A new study by Yale researchers has uncovered the physiological mechanism controlling appetite.

The study discovered that neural pathways of an area of the brain governing appetite are under constant flux according to hormonal changes, and may account for why obesity treatments are largely unsuccessful. The study revealed the way Leptin, a hormone produced in fat, causes changes in brain function to control appetite. While this new information will not directly lead to new obesity treatments, this new insight into neuron function may help researches better understand appetite and obesity.

A section of the brain called the hypothalamus releases a variety of hormones controlling bodily functions such as reproduction, growth hormone, behavioral aspects of sexual behavior and appetite. Leptin is involved in the sensation of hunger and inhibits cells that stimulate appetite and galvanizes cells that suppress appetite, said study co-author Dr. Jeffrey Friedman of the Howard Hughes Medical Institute at Rockefeller University in New York, who discovered Leptin in 1994. Mice engineered with a complete lack of Leptin have uncontrolled appetite and become extremely obese.

“Basically, we’ve been interested in understanding the connectivity of brain center for food intake,” said Dr. Tamas Horvath, senior author and Yale School of Medicine associate professor of neurobiology, obstetrics and gynecology. “The connectivity is not hard wired, and is constantly changing based on the metabolic state — When you need to eat, the synaptology of the cells that make you eat are supporting increased firing of those neurons, and then, when you’ve eaten enough, you have changes in that synaptology.”

Friedman said the mechanism of memory, considered “higher” brain function, is known to involve the same plasticity, or changing neural pathways. Horvath said the findings raise the question of the connection between appetite and metabolism, and more complicated brain function.

“[These findings] raise the question of whether the hormones’ effects may affect plasticity of higher brain sections,” Horvath said. “The question is, is it possible to envision that cognition is altered when you have an altered metabolic position.”

Though an absence of Leptin has been shown to cause obesity in lab mice, a lack of the hormone or faulty Leptin receptors is not usually the cause of obesity in humans, making the disease very hard to treat, said Yale School of Medicine associate professor of obstetrics and gynecology Dr. Sabrina Diano.
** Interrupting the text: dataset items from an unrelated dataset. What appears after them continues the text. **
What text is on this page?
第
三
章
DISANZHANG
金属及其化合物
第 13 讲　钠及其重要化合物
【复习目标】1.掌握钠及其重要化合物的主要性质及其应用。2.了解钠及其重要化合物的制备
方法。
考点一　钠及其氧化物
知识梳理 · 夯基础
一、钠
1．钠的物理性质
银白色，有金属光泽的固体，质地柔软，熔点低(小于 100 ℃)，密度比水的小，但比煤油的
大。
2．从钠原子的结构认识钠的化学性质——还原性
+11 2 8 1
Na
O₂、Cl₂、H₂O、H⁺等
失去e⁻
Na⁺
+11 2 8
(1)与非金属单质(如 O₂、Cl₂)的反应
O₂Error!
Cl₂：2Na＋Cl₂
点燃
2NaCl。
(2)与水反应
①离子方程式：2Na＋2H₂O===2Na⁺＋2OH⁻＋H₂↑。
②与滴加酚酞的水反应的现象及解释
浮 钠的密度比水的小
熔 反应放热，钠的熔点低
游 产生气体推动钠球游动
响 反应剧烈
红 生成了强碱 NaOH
“It has been shown that humans who completely lack Leptin are not as many as one would like to think, because then, everyone could get an injection of Leptin,” Diano said. “There are very few cases within the obese population of people lacking Leptin. There are many other causes of obesity. That’s why it’s so hard to cure.”

However, Horvath said while Leptin itself may not be helpful in directly treating obesity, knowledge of brain synaptology may be an asset to treating the disease.

“We are hypothesizing that actually, the plasticity is probably not a very important component in treating who are obese, because this plasticity is impaired, so it would not be able to adjust itself,” Horvath said. “But understanding the mechanism of the plasticity may help the development of new drugs against obesity.”

Horvath also said the research may also be applicable to other diseases — Alzheimer’s disease, for example, involves the failing plasticity of brain function.

Future studies will involve research into other means of changing brain architecture, leading to possible treatments for obesity.

Other researchers on the study were Dr. Marya Shanabrough, research associate in the Yale School of Medicine department of obstetrics and gynecology, and Dr. Shirly Pinto, Dr. Aaron G. Roseberry, Dr. Hongyan Liu, and Dr. Xiaoli Cai of the Howard Hughes Medical Institute at Rockefeller University.